Previously I’m just checking for 1 or 2 byte nRF packet length however when switching to packet lengths higher than 3, it can still potentially match up with a TX transmitting 1 or 2 bytes – I saw this happen a few times. I thought if the RX packet length didn’t match the TX then it wouldn’t accept the packet but it turns out that if the TX packet length is less than or equal to the RX packet length, then the RX will accept it. For controllers such as the GC, it may have a 8 byte packet length.

We could have the first byte become the “controller type” however the GB and GB TX carts don’t have this functionality and I don’t want to have to ask users to update their carts firmware especially for the GBA TX cart – would be quite painful. After a bit of playing around I found a solution which seems to work.

We will have the nRF packet length when checking for a receiver be 9 bytes. As the GB and GBA TX carts can’t possibly press up and down or left and right at the same time, we can use that to our advantage. For up and down, the bits that are transmitted are 0x20 and 0x10, so we could make the receiver check for 0x30 and use the lower 4 bits to assign which controller type it is, e.g. SNES 0x31, GC 0x32, etc.

As the packet length is 9 bytes, it will accept either the GB/GBA TX packet but we don’t know which we end up accepting. We could ask the user not to press anything when powering up and then see if the second bytes reads 0x00 but there are some receivers which use button presses at start up to change button mappings.

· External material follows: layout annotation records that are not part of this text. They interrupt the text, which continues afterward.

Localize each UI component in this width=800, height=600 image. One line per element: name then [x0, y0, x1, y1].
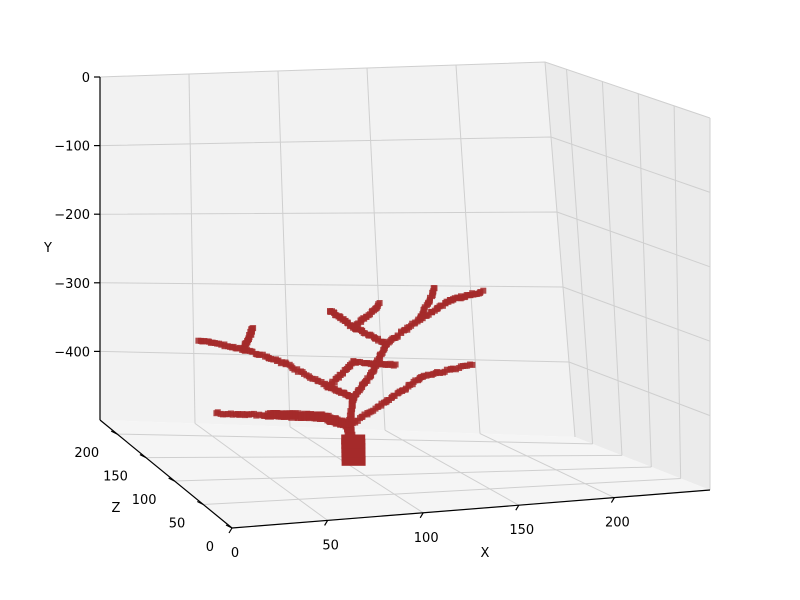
axes-lines: [94, 76, 711, 534]
data-point: [252, 350, 259, 357]
data-point: [204, 338, 211, 345]
data-point: [327, 308, 333, 314]
data-point: [417, 316, 424, 323]
x-tick-label: 100: [414, 531, 439, 546]
grid-line-z-right: [601, 81, 623, 456]
grid-line-x-back: [366, 67, 386, 431]
right-pane: [545, 62, 710, 490]
z-tick-label: 100: [132, 493, 157, 508]
data-point: [480, 287, 487, 294]
data-point: [239, 411, 246, 417]
data-point: [469, 361, 476, 368]
data-point: [394, 332, 401, 339]
data-point: [443, 366, 450, 373]
x-axis-line: [231, 489, 711, 529]
data-point: [392, 361, 399, 368]
grid-line-x-back: [455, 64, 481, 434]
data-point: [376, 300, 383, 306]
data-point: [224, 343, 231, 350]
data-point: [318, 379, 325, 385]
grid-line-z-floor: [145, 454, 622, 459]
x-tick: [515, 504, 520, 511]
data-point: [286, 361, 293, 368]
y-axis-label: Y: [43, 241, 52, 256]
grid-line-z-right: [566, 69, 594, 444]
x-tick: [419, 512, 424, 519]
data-point: [227, 410, 234, 417]
data-point: [436, 370, 443, 376]
data-point: [452, 366, 459, 373]
z-tick: [139, 454, 147, 459]
x-axis-label: X: [481, 546, 490, 561]
x-tick: [228, 527, 233, 534]
z-tick: [197, 500, 204, 506]
data-point: [365, 331, 372, 338]
z-tick-label: 200: [74, 446, 99, 461]
z-tick-label: 150: [103, 470, 128, 485]
y-tick-label: −100: [54, 140, 90, 155]
z-axis-line: [99, 419, 233, 529]
data-point: [425, 371, 431, 378]
z-tick-label: 0: [206, 540, 214, 555]
y-tick-label: −400: [54, 345, 90, 360]
y-tick-label: −200: [54, 208, 90, 223]
tick-labels: 0 50 100 150 200 0 −100 −200 −300 −400 0 50 100 150 20…: [54, 71, 630, 561]
grid-line-x-floor: [479, 433, 615, 499]
data-point: [282, 359, 289, 366]
grid-line-z-right: [673, 105, 682, 479]
grid-line-y: [99, 136, 711, 193]
x-tick-label: 150: [509, 523, 534, 538]
x-tick: [324, 520, 329, 526]
data-point: [431, 285, 438, 292]
x-tick-label: 50: [322, 538, 339, 553]
data-point: [341, 434, 366, 445]
data-point: [221, 341, 228, 348]
grid-line-x-back: [544, 61, 576, 438]
grid-line-z-floor: [174, 466, 652, 482]
data-point: [232, 411, 239, 418]
y-tick-label: −300: [54, 277, 90, 292]
data-point: [378, 361, 385, 368]
data-point: [213, 410, 220, 417]
z-tick-label: 50: [169, 517, 186, 532]
data-point: [378, 338, 385, 345]
z-axis-label: Z: [112, 501, 121, 516]
grid-line-y: [99, 61, 711, 119]
grid-line-y: [99, 282, 711, 342]
y-tick-label: 0: [82, 71, 90, 86]
grid-line-y: [99, 211, 711, 268]
grid-line-x-floor: [384, 429, 520, 506]
z-tick: [168, 477, 175, 482]
data-point: [357, 359, 364, 366]
data-points: [195, 285, 487, 466]
x-tick: [610, 497, 615, 503]
z-tick: [110, 430, 118, 435]
x-tick-label: 0: [231, 546, 239, 561]
data-point: [249, 325, 256, 332]
data-point: [259, 412, 266, 419]
grid-line-x-floor: [289, 426, 424, 514]
grid-line-z-right: [637, 93, 652, 467]
grid-line-x-floor: [194, 422, 328, 521]
z-tick: [225, 524, 233, 529]
grid-line-z-floor: [203, 477, 681, 506]
grid-line-x-back: [188, 73, 196, 424]
x-tick-label: 200: [605, 516, 630, 531]
data-point: [195, 337, 202, 344]
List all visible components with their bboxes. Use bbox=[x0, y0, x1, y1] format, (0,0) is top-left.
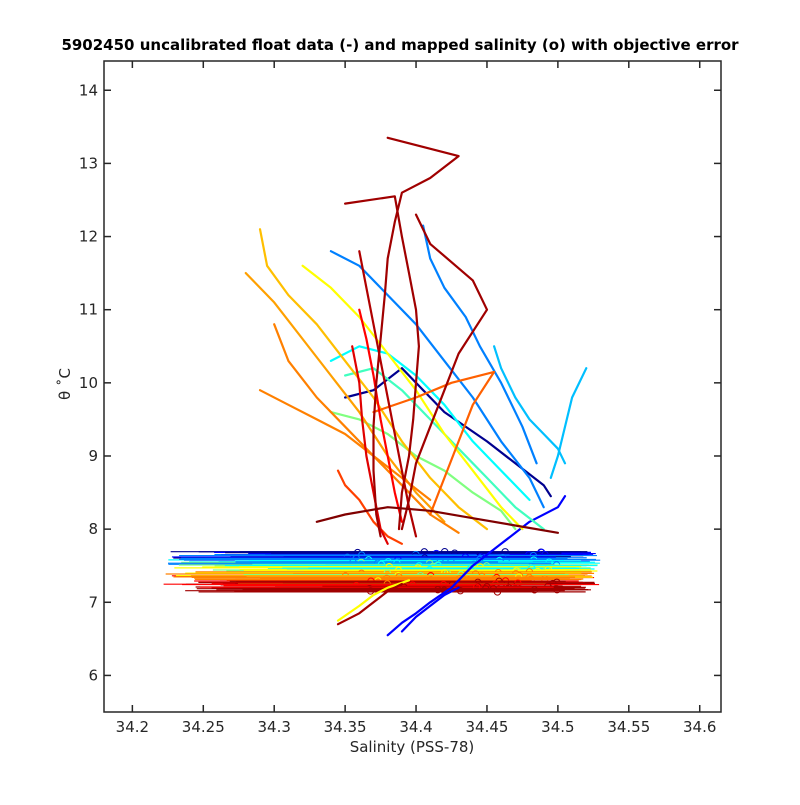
y-tick-label: 11 bbox=[79, 301, 98, 319]
y-tick-label: 13 bbox=[79, 154, 98, 172]
float-profiles bbox=[244, 136, 588, 637]
profile-line-7 bbox=[329, 345, 531, 501]
profile-line-1 bbox=[386, 495, 567, 637]
plot-frame bbox=[103, 60, 722, 713]
x-tick-label: 34.25 bbox=[182, 718, 225, 736]
x-tick-label: 34.35 bbox=[324, 718, 367, 736]
y-tick-label: 14 bbox=[79, 81, 98, 99]
profile-line-24 bbox=[315, 506, 559, 534]
x-tick-label: 34.4 bbox=[399, 718, 432, 736]
y-tick-label: 12 bbox=[79, 228, 98, 246]
profile-line-2 bbox=[344, 367, 552, 498]
profile-line-15 bbox=[258, 389, 432, 501]
profile-line-19 bbox=[351, 345, 389, 545]
x-tick-label: 34.5 bbox=[541, 718, 574, 736]
chart-title: 5902450 uncalibrated float data (-) and … bbox=[61, 36, 739, 54]
profile-line-21 bbox=[344, 195, 420, 531]
profile-line-23 bbox=[400, 213, 489, 531]
profile-line-3 bbox=[329, 250, 545, 509]
axes: 34.2 34.25 34.3 34.35 34.4 34.45 34.5 34.55 34.6… bbox=[79, 60, 722, 736]
x-tick-label: 34.6 bbox=[683, 718, 716, 736]
y-tick-label: 10 bbox=[79, 374, 98, 392]
profile-line-16 bbox=[372, 370, 496, 516]
x-tick-label: 34.3 bbox=[258, 718, 291, 736]
profile-line-25 bbox=[336, 582, 403, 626]
x-tick-label: 34.55 bbox=[607, 718, 650, 736]
y-tick-label: 9 bbox=[88, 447, 98, 465]
x-axis-label: Salinity (PSS-78) bbox=[350, 738, 475, 756]
profile-line-26 bbox=[400, 586, 460, 633]
profile-line-20 bbox=[372, 136, 460, 538]
y-axis-label: θ ˚C bbox=[56, 368, 74, 400]
profile-line-10 bbox=[336, 579, 411, 622]
x-tick-label: 34.2 bbox=[116, 718, 149, 736]
profile-line-6 bbox=[549, 367, 588, 479]
y-tick-label: 6 bbox=[88, 666, 98, 684]
profile-line-9 bbox=[329, 411, 517, 531]
x-tick-label: 34.45 bbox=[465, 718, 508, 736]
mapped-salinity-marker bbox=[366, 587, 375, 595]
mapped-salinity-marker bbox=[493, 588, 502, 596]
profile-line-22 bbox=[358, 250, 418, 538]
y-tick-label: 8 bbox=[88, 520, 98, 538]
mapped-salinity-band bbox=[163, 547, 601, 596]
profile-line-18 bbox=[358, 308, 403, 523]
profile-line-5 bbox=[493, 345, 567, 465]
y-tick-label: 7 bbox=[88, 593, 98, 611]
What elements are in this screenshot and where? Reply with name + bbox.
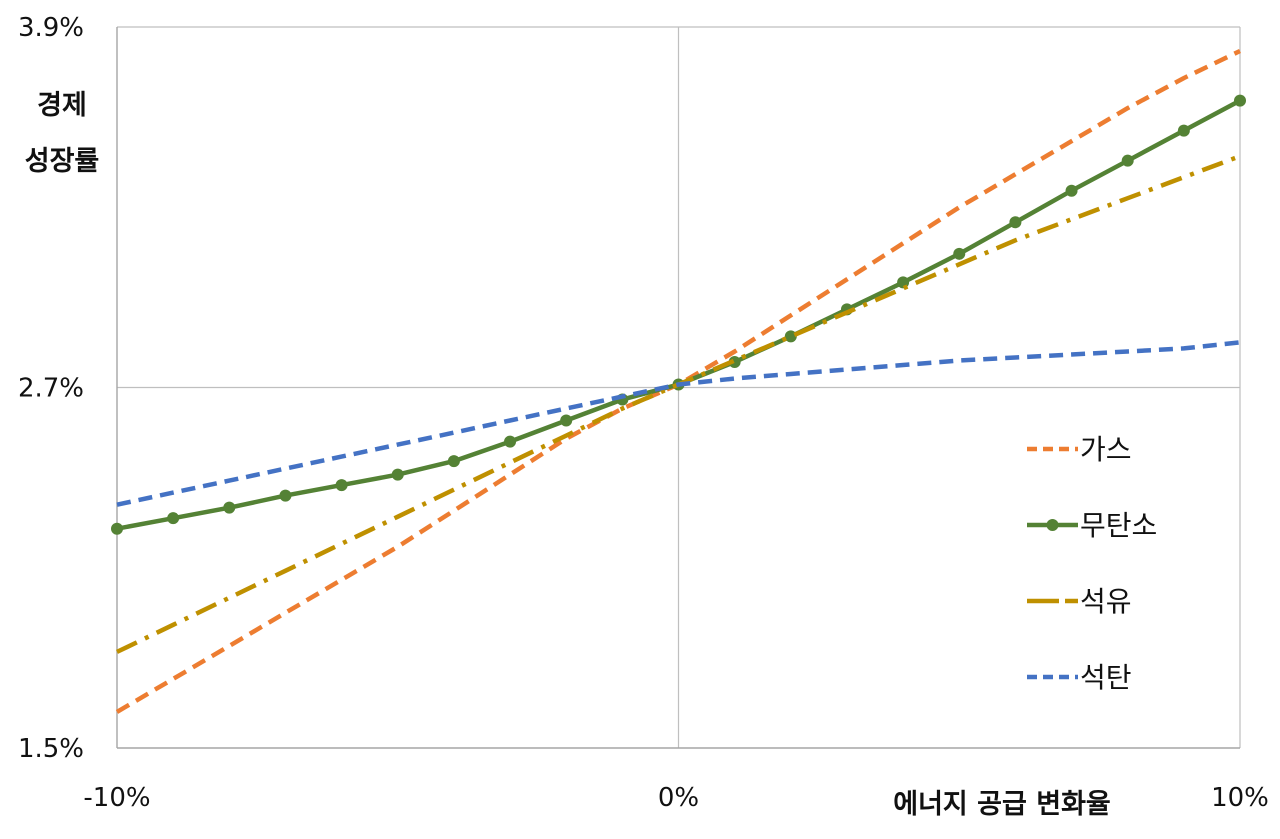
series-1-point-16 (1009, 216, 1022, 229)
y-axis-title-line-0: 경제 (37, 90, 87, 121)
legend-item-0: 가스 (1027, 433, 1132, 466)
series-1-point-17 (1065, 184, 1078, 197)
series-1-point-11 (728, 355, 741, 368)
legend-label-1: 무탄소 (1080, 509, 1157, 542)
series-lines (111, 48, 1246, 714)
x-tick-label-1: 0% (658, 783, 699, 813)
y-tick-label-0: 1.5% (18, 734, 84, 764)
series-1-point-3 (279, 489, 292, 502)
legend-item-2: 석유 (1027, 585, 1132, 618)
tick-labels: 1.5% 2.7% 3.9% -10% 0% 10% (18, 13, 1269, 813)
x-axis-title: 에너지 공급 변화율 (893, 789, 1111, 820)
series-1-point-19 (1177, 124, 1190, 137)
legend-item-1: 무탄소 (1027, 509, 1157, 542)
y-tick-label-1: 2.7% (18, 374, 84, 404)
legend-marker-1 (1046, 519, 1059, 531)
series-1-point-0 (111, 522, 123, 535)
legend-item-3: 석탄 (1027, 661, 1132, 694)
series-1-point-4 (335, 479, 348, 492)
series-1-point-5 (391, 468, 404, 481)
y-axis-title-line-1: 성장률 (25, 146, 100, 177)
series-1-point-1 (167, 512, 180, 525)
series-1-point-8 (560, 414, 573, 427)
x-tick-label-0: -10% (83, 783, 150, 813)
series-1-point-18 (1121, 154, 1134, 167)
legend-label-0: 가스 (1080, 433, 1132, 466)
series-1-point-6 (447, 455, 460, 468)
series-1-point-7 (504, 435, 517, 448)
series-1-point-20 (1234, 94, 1246, 107)
legend-label-2: 석유 (1080, 585, 1132, 618)
x-tick-label-2: 10% (1211, 783, 1269, 813)
series-line-3 (116, 340, 1241, 507)
legend-label-3: 석탄 (1080, 661, 1132, 694)
y-tick-label-2: 3.9% (18, 13, 84, 43)
series-1-point-15 (953, 247, 966, 260)
axes (116, 27, 1240, 749)
series-1-point-2 (223, 501, 236, 514)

Actually, that brings something else up – what happens to the data read out if a GB/GBA packet is received? What does the 2nd byte look like if it’s a 1 byte packet and we are always reading out 9 bytes. I didn’t want to get the logic analyser out so I kept comparing it to a different value until I hit the right value – 0xBF.

So this means, when we listen for 9 bytes, receive a packet, read out 9 bytes, if the first byte matches the SNES TX then we set the mode/payload to that. If the packet length received is 1 (GB TX cart) then the 2nd byte will be 0xBF. The GBA TX cart only uses the low 2 bits for L&R so we can safely assume that if the 2nd byte isn’t 0xBF (because the 2nd byte will only ever be 0x03 or lower) then it’s the GBA TX cart transmitting. Quite a strange/complex way to detect it but sometimes you have to just roll with it when you can’t change it!

Edit: Turns out the 0xBF method didn’t quite work properly if a key was held down which I thought it might have. Instead I’m not checking for the 2nd byte being less than 0x03 for GBA mode and anything else we assume GB mode.

As we plan to have Gamecube controller support which has 2 joysticks, a D-pad, L&R squeezing buttons plus a few regular buttons, we have to expand the USB receivers joystick/gamepad options. I was able to add in some sliders for the other joystick which I might assign to be Y & Z rotation and I guess I’ll make the Z axis / X rotation be the L&R buttons.

Another way instead of using the y, z rotation for the camera joystick would be to list another joystick in the HID descriptor or to use the “point of view hat” option that I’ve seen some other USB adapters but I’d need to find an example on it. Edit: Point of view hat just turned out to be similar to just button pressing.

Once everything tested fine, it was time to put it all together and give it a test. I was able to mount it on it’s side and glue it in place so the USB port for the charger sticks out the back after I cut it out. I’m using a 700mAh LiPo battery which fit nicely into the case without much pressure being applied to it, it should last for about 40-50 hours of game play time.

I opened up a genuine SNES controller which has a larger PCB so this mounting style won’t work on that so I’ve decided to make another TX board with the USB connector rotated 90 degrees so that it can fit flush on the controller PCB. Once that’s received and tested and I’ve updated all the receivers to support this board then I’ll be ready to list them on the shop.